On the negative side, (a) the site has unsightly ads; (b) I feel a bit weird about making Christian theology one niche within a wider "pantheon"; and (c) did I mention those ads?

Obviously the money is appealing: I've never cared about getting paid to blog, but once someone suggests the idea, it seems to have a hypnotising effect. I guess if I had the technical expertise I'd be inclined to get my own domain for F&T, and maybe find a couple of tasteful sponsors for the site. But lacking that expertise (or the time to acquire it), what do you reckon about the Patheos option? I'd love to hear your thoughts...

Tuesday 7 June 2011

Creation, Conflict, and Cosmos: conference on Romans 5-8

In May 2012, Princeton Seminary is hosting "Creation, Conflict, and Cosmos: A Conference on Romans 5-8". I'll be speaking there – in utter fear and trepidation, given the lineup of speakers!
  • John M. G. Barclay, Durham University
  • Martinus C. de Boer, Vrije Universiteit Amsterdam
  • Susan Grove Eastman, Duke University Divinity School
  • Neil Elliott, Fortress Press
  • Beverly Roberts Gaventa, Princeton Theological Seminary
  • J. Louis Martyn, Union Theological Seminary (emeritus)
  • Ben Myers, Charles Sturt University, Sydney
  • Stephen Westerholm, McMaster University
  • Philip G. Ziegler, King’s College, University of Aberdeen
There's a call for papers out too, and they're obviously keen to hear from both theologians and biblical scholars.

Monday 6 June 2011

Scott Stephens on Catholic sexual abuse

Scott Stephens' piece over at the ABC is one of the most important things I've read in some time. Scott discusses the findings of a major new empirical study on The Causes and Context of Sexual Abuse of Minors by Catholic Priests in the United States, 1950-2010 – a report that has been widely ignored by the media, since it doesn't fit with the media's favourite grand narrative about the sexual deviance of Catholic priests.
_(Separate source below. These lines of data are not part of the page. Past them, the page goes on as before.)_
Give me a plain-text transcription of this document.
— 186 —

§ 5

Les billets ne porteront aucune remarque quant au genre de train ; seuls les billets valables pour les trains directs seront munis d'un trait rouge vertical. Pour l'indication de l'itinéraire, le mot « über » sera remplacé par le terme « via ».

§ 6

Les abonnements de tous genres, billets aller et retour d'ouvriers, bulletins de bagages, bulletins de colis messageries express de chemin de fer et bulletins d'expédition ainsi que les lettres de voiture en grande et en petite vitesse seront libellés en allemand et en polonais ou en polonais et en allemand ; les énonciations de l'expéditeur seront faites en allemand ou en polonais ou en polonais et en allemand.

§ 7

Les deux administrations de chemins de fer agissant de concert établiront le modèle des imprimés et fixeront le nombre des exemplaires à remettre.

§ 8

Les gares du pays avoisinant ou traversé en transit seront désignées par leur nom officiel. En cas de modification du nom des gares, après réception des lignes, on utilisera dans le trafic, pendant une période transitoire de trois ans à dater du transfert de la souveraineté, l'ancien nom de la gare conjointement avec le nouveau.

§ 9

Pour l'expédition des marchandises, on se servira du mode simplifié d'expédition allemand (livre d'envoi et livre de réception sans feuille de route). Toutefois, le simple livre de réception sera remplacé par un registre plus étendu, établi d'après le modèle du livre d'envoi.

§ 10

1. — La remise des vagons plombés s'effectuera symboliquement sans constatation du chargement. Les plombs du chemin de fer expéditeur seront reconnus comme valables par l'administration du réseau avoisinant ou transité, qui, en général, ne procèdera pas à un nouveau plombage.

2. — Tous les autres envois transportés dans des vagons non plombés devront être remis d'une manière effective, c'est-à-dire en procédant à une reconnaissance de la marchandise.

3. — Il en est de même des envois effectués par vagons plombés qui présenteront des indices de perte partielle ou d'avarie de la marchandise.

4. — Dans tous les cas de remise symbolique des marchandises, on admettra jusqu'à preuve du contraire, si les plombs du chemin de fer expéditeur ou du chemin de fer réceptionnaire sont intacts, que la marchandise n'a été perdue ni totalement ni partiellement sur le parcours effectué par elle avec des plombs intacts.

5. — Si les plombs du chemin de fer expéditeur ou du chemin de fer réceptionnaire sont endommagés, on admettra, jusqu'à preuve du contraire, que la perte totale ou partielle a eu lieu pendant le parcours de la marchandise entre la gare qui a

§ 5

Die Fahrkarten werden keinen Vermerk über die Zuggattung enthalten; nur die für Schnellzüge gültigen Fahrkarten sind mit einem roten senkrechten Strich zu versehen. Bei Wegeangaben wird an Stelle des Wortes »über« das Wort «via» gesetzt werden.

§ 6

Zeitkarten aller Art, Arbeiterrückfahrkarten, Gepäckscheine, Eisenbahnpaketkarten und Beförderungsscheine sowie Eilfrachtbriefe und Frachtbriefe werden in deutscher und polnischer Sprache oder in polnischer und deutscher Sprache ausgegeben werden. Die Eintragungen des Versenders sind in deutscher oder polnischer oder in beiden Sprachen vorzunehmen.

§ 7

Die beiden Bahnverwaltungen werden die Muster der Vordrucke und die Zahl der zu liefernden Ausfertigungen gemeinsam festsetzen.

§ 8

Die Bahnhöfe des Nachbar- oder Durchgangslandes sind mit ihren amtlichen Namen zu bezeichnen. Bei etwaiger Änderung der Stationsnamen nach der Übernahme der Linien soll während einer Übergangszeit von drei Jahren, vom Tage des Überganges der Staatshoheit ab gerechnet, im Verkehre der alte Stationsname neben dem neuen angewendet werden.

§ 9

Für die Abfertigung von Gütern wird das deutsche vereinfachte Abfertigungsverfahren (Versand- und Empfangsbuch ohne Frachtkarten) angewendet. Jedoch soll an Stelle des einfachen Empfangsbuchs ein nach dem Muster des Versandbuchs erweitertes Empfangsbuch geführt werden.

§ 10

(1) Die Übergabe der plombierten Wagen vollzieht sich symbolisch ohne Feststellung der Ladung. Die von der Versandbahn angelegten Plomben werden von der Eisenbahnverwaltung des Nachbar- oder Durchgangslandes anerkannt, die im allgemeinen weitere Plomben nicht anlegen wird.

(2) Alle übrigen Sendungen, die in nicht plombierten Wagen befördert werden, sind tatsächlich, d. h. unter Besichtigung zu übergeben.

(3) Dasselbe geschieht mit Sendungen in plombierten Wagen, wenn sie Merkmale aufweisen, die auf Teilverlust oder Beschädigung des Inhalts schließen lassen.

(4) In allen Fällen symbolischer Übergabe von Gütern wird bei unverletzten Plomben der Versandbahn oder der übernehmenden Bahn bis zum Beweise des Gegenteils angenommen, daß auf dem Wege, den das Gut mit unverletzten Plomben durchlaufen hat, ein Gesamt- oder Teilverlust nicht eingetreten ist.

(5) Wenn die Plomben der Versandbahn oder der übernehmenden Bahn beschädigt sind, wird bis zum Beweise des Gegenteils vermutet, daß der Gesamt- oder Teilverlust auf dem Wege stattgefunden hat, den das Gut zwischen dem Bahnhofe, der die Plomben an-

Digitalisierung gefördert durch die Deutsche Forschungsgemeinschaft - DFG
The study, Scott says, shows "a sudden and disturbing increase in instances of sexual abuse from 1960, reaching its hellish pinnacle in 1975, followed by a sharp and sustained decline from 1985 to the present". By 2001, there were 5 reported cases of sexual abuse per 100,000 children (compared to 134 cases of abuse for every 100,000 children in American society as a whole in the same year). By 2010, there were just 7 reported cases across the entire Catholic Church in the United States. The report thus describes "the 'crisis' of sexual abuse of minors by Catholic priests" as really a "historical problem."

Scott discusses many other aspects of the report's findings. Most interesting, I thought, is his suggestion that "the foetid cultural soil of the 60s and 70s proved uncommonly conducive to the commission of sexual abuse" – and that the Church's reinstatement of a "punitive approach" to sexual deviance (as opposed to its earlier adoption of fashionable "therapeutic" approaches – counselling, treatment, relocation), together with "John Paul II's radical reform of seminary life and the spiritual formation of priests".

Thus Scott offers his own blistering conclusion: "Those who incessantly call for an end to sexual abuse in the Church are effectively trying to break down an open door." The deepest problem, he thinks, was the cultural milieu of the 1960s, with its vociferous opposition to all taboos, and its sinister promotion of unchecked sexual experimentation. (Sinister if you happened to be a child at the time.)

Speaking of Scott – if you're in Sydney, don't forget to come and join us tonight for a lively wine-and-cheese discussion with Tomáš Halik.